We provide an overview of the tools and techniques of resurgence theory used in the Borel-Écalle resummation method, which we then apply to the massless Wess–Zumino model. Starting from already known results on the anomalous dimension of the Wess–Zumino model, we solve its renormalisation group equation for the two-point function in a space of formal series. We show that this solution is 1-Gevrey and that its Borel transform is resurgent.

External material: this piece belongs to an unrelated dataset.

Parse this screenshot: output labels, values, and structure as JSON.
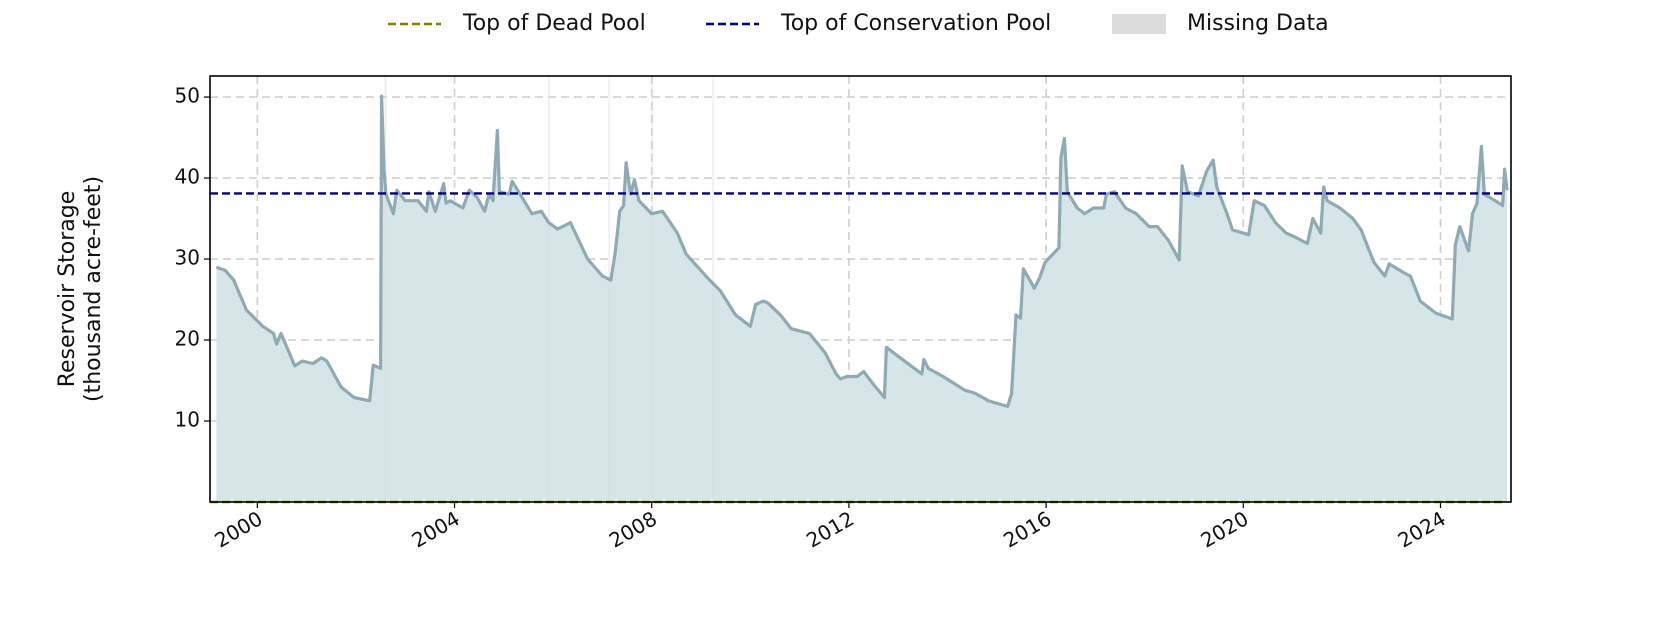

The Schwinger–Dyson equation of the model is then used to prove an asymptotic exponential bound for the Borel transformed two-point function on a star-shaped domain of a suitable ramified complex plane. This proves that the two-point function of the Wess–Zumino model is Borel-Écalle summable.

我们提供了在Borel-Écalle恢复方法中使用的回潮理论的工具和技术的概述，然后将其应用于无质量的Wess-Zumino模型。从关于Wess-Zumino模型反常维的已知结果开始，我们在形式级数空间中求解其两点函数的重归一化组方程。我们证明了该解决方案是1-Gevrey，并且其Borel变换是中兴的。然后，该模型的Schwinger-Dyson方程用于证明Borel变换的两点函数在合适的分枝复平面的星形区域上的渐近指数界。这证明了Wess–Zumino模型的两点函数是Borel-Écalle可加的。